Flash Prime sacrifices himself, completely disintegrating in a burst of white light. The magnetar's energy is scattered, defusing the device and saving the multiverse — and everyone present. But the act of creating a time remnant has gotten the attention of the Speed Force, which suddenly sends two time wraiths after Zoom. The now-bloodied metahuman menace is carried off through a breach, his withered face a match for the mysterious apparitions who have taken him to his final reward.

Like I said, it was everything fans could have wanted. The end of Zoom. The ascension of Barry Allen as the most powerful speedster in the multiverse. Central City, Earth 1, Earth 2 and every other world saved. All in all, it's a job well done.

And, finally, everyone gets treated to the unveiling of the man in the iron mask who turns out to be ...

jay_garrick_flash_23

... a Jay Garrick from Earth 3, a speedster who himself is known as the Flash.

Unfortunately for Barry, Earth 3 Flash is also a doppelganger of his father, Henry Allen (John Wesley Shipp). The revelation upends Barry's still fragile psyche, and leads him to do something impulsive and terrible.

In the closing moments of the show Barry, in a way, says goodbye to Iris West (Candice Patton).

"I'm going to wait for you," Iris says. "Wherever you need to go, whatever you need to do, do it. And I'll be here. I love you Barry."

"I love you too, Iris."

There on the porch of the West's home they both grew up in the two share a second, passionate kiss. Iris turns and goes back inside to the Wests' pizza party.

That's when Barry takes off, goes back in time to the moment when his mother was murdered and kills Reverse Flash instead.

A door opens, and Flash sees himself arriving from an alternate timeline. He smiles at himself, at his mother, and then fades away.

Barry Allen has irreversibly changed his own timeline. By saving his mother he has undone everything that has happened in season 2. It's a daring move by the show's writers, who seem willing to tear everything up and start again. The twist also mirrors the plotline of the DC Comics Flashpoint storyline, which set the stage for all the reboots and changes of the company's 2011 New 52 initiative — a storyline that's coming back with a vengeance this summer after reports of its death were greatly exaggerated.

But can The Flash's fandom take this kind of a beating?
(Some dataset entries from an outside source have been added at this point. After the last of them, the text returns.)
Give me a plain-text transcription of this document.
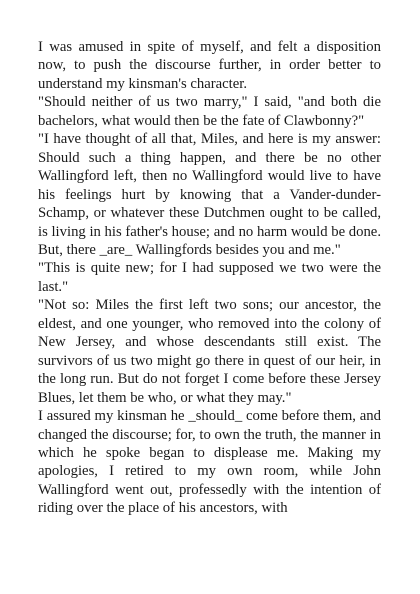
I was amused in spite of myself, and felt a disposition now, to push the discourse further, in order better to understand my kinsman's character.

"Should neither of us two marry," I said, "and both die bachelors, what would then be the fate of Clawbonny?"

"I have thought of all that, Miles, and here is my answer: Should such a thing happen, and there be no other Wallingford left, then no Wallingford would live to have his feelings hurt by knowing that a Vander-dunder-Schamp, or whatever these Dutchmen ought to be called, is living in his father's house; and no harm would be done. But, there _are_ Wallingfords besides you and me."

"This is quite new; for I had supposed we two were the last."

"Not so: Miles the first left two sons; our ancestor, the eldest, and one younger, who removed into the colony of New Jersey, and whose descendants still exist. The survivors of us two might go there in quest of our heir, in the long run. But do not forget I come before these Jersey Blues, let them be who, or what they may."

I assured my kinsman he _should_ come before them, and changed the discourse; for, to own the truth, the manner in which he spoke began to displease me. Making my apologies, I retired to my own room, while John Wallingford went out, professedly with the intention of riding over the place of his ancestors, with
They were so close to seeing #WestAllen live happily, if not ever after, and now it's all been taken away.

Barry Allen has irreversibly changed his own timeline.

When season 3 begins later this year, everything will be different. How different is anyone's guess. Zoom could be alive. Joe West could have had a heart attack and died twelve years ago. Cisco could be running STAR Labs, or president of a Moon colony. And whether Iris has any recollection of the love she had allowed herself to feel for Barry is anyone's guess.

And, if Flashpoint is allowed to play out, only Barry Allen will know that anything has changed.

It's a tragedy that Henry Allen died, but it's a travesty that Nora Allen now lives. Somewhere inside Barry must know that, and he — as well as every fan of The Flash — will have to live with the consequences.

If anything though, the move is a godsend to CW's writers. More than once this season they've had to work themselves out of a narrative corner of their own design. With luck, season 3 will be better for having wiped the slate clean.